House Government Reform Committee Chairman Dan Burton is on a mission to uncover FBI abuses during its investigation of organized crime in Boston between the 1960s and 1980s.

So far, he is on a roll.

Burton first heard last year from Joe Salvati, who was thrown in prison in 1967 for a 1965 murder he didn't commit. He was released in 1997 after his lawyer uncovered documents that showed FBI agents chose to prosecute Salvati, who had been named by an informant to whom Salvati owed money. That informant turned out to be a murderous mobster.

Burton recently uncovered new information about measures FBI field agents took to protect informants known to be hit men and mob bosses. Among that information are memos that indicate that the very top of the FBI food chain — former FBI Directors J. Edgar Hoover, William Webster and William Sessions — all knew that field agents were protecting murderers and actually gave their blessing.

It angered Burton so much that he has introduced legislation to get Hoover's name off the FBI headquarters building in Washington.

Now Burton is now turning his sights on the president of the University of Massachusetts, William Bulger.

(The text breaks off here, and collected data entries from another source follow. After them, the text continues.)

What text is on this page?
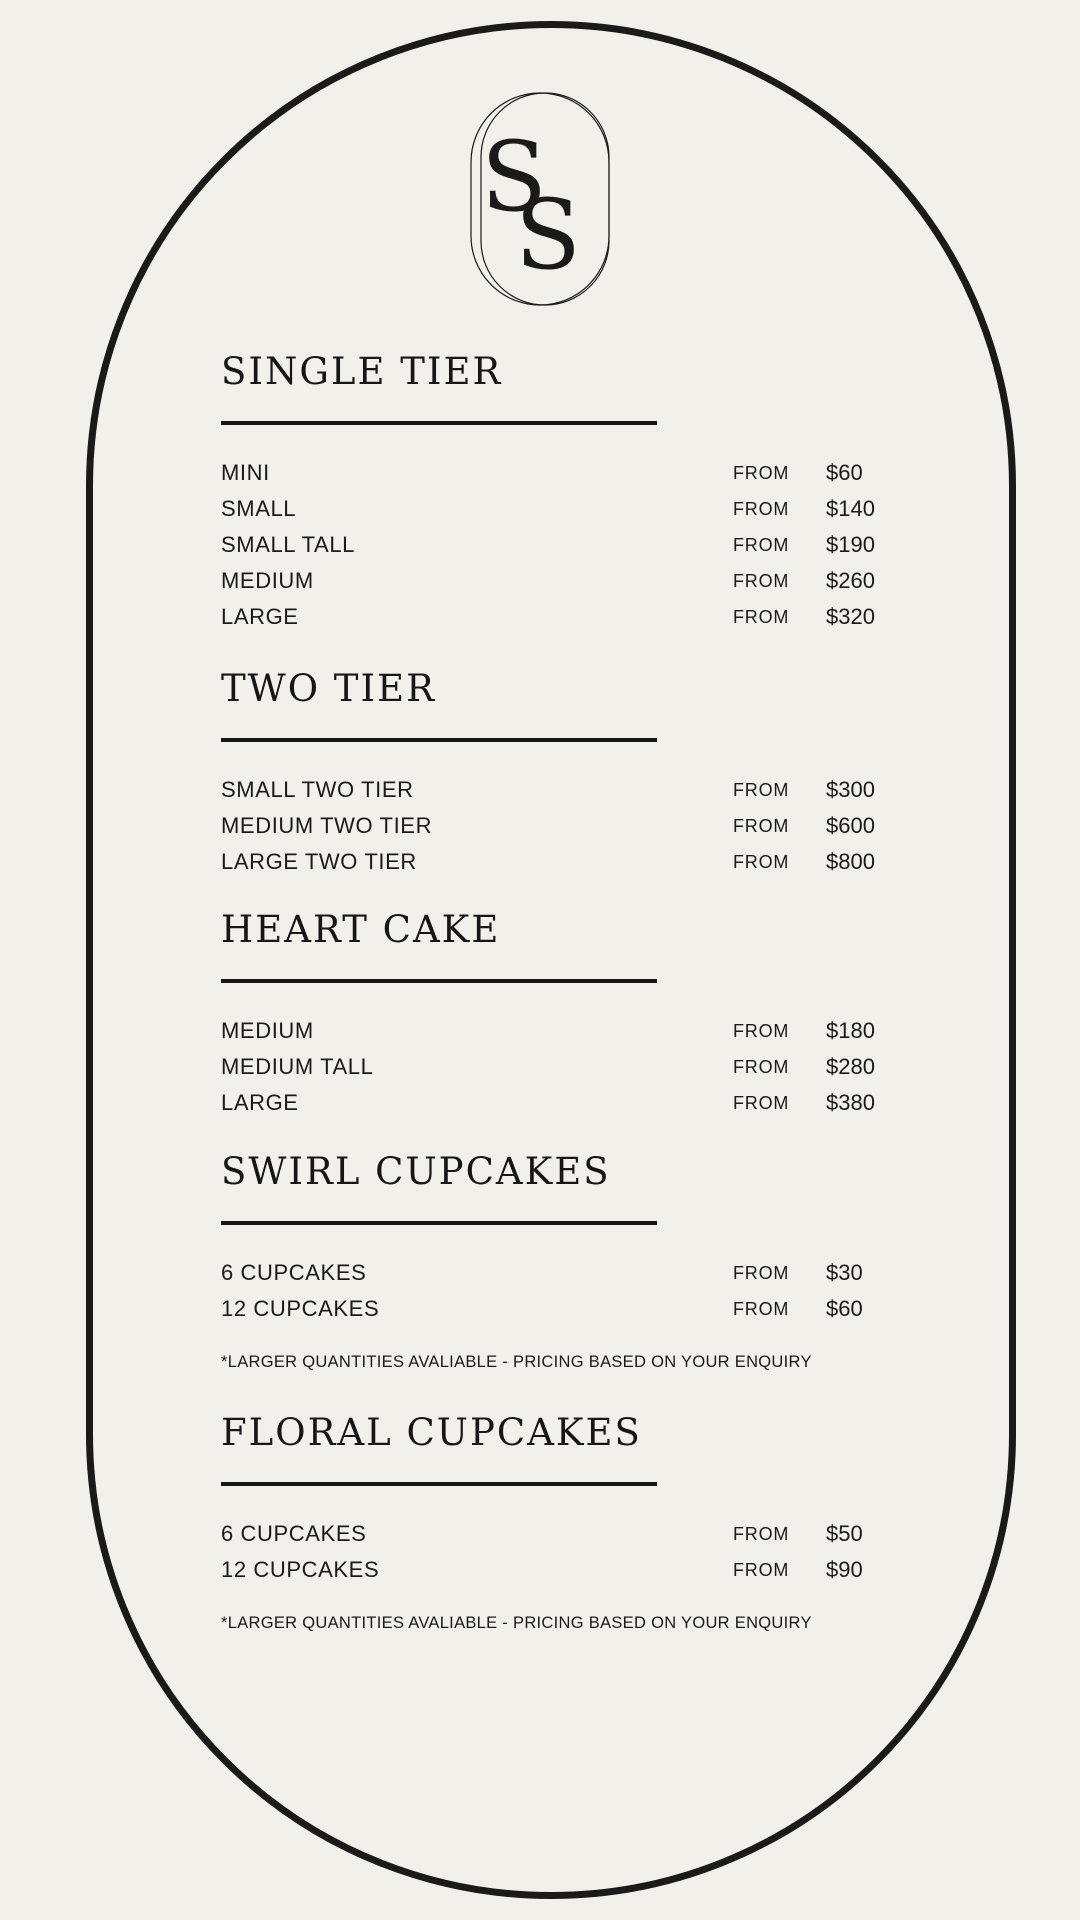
S
S
SINGLE TIER
MINI	FROM $60
SMALL	FROM $140
SMALL TALL	FROM $190
MEDIUM	FROM $260
LARGE	FROM $320
TWO TIER
SMALL TWO TIER	FROM $300
MEDIUM TWO TIER	FROM $600
LARGE TWO TIER	FROM $800
HEART CAKE
MEDIUM	FROM $180
MEDIUM TALL	FROM $280
LARGE	FROM $380
SWIRL CUPCAKES
6 CUPCAKES	FROM $30
12 CUPCAKES	FROM $60
*LARGER QUANTITIES AVALIABLE - PRICING BASED ON YOUR ENQUIRY
FLORAL CUPCAKES
6 CUPCAKES	FROM $50
12 CUPCAKES	FROM $90
*LARGER QUANTITIES AVALIABLE - PRICING BASED ON YOUR ENQUIRY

Bulger, 68, is the former president of the state Senate.  He is also the brother of 73-year-old James "Whitey" Bulger, an alleged mobster who headed the Winter Hill Gang and was an informant for the FBI.

Whitey Bulger has been in hiding since 1995 when a Boston FBI field agent tipped him off that the Massachusetts state police and federal drug agents had built a racketeering case against him, his lieutenant Stephen J. "The Rifleman" Flemmi and five others.  Flemmi and the others were all arrested.

Flemmi's admission to the court that he was being protected by the FBI first generated interest in the bureau's willingness to protect mobsters in exchange for information. Flemmi is currently serving out a 10-year prison sentence and is awaiting trial on other charges.

Since his disappearance, Whitey Bulger has been indicted on additional charges related to 18 murders committed by the Winter Hill Gang, and he is on the FBI's Ten Most Wanted list.

William Bulger was asked last week to testify before a congressional committee about his fugitive brother. His lawyer Thomas Kiley refused the request, saying Bulger would not testify voluntarily at a field hearing in Boston scheduled for last Friday.

So Burton ordered a congressional subpoena, according to the committee's chief lawyer Jim Wilson, "because Mr. Kiley was so emphatic in his message that Mr. Bulger will not appear.''

The committee delivered the subpoena to the U.S. Marshals Service in Washington Monday morning. The service's Boston office will deliver the subpoena to Bulger, whose office is in Boston. On Tuesday, Bulger is scheduled to visit the university's flagship campus in Amherst, Mass., about 95 miles west of Boston.

"It has Mr. Bulger's name on it,'' said Nick Mutton, a committee spokesman. "It will be served directly to Mr. Bulger."

Kiley may still try to have the subpoena quashed or take other action to try and prevent Bulger's testimony. But if that doesn't come to pass, and if Bulger fails to show up, he could face his own jail time.

Bulger could likely be asked about his own influence with law enforcement while his brother was an informant between 1965 and the late 1980s.

Only one retired FBI agent out of a dozen has been convicted of racketeering and obstruction of justice. At John Connolly's trial earlier this year, confessed hit man Joseph Martorano testified that William Bulger asked the FBI to protect his brother.

Martorano testified that when Connolly asked William Bulger what he could do for him, the reply was: "Just keep my brother out of trouble.''

Bulger has denied that claim.

The Associated Press contributed to this report.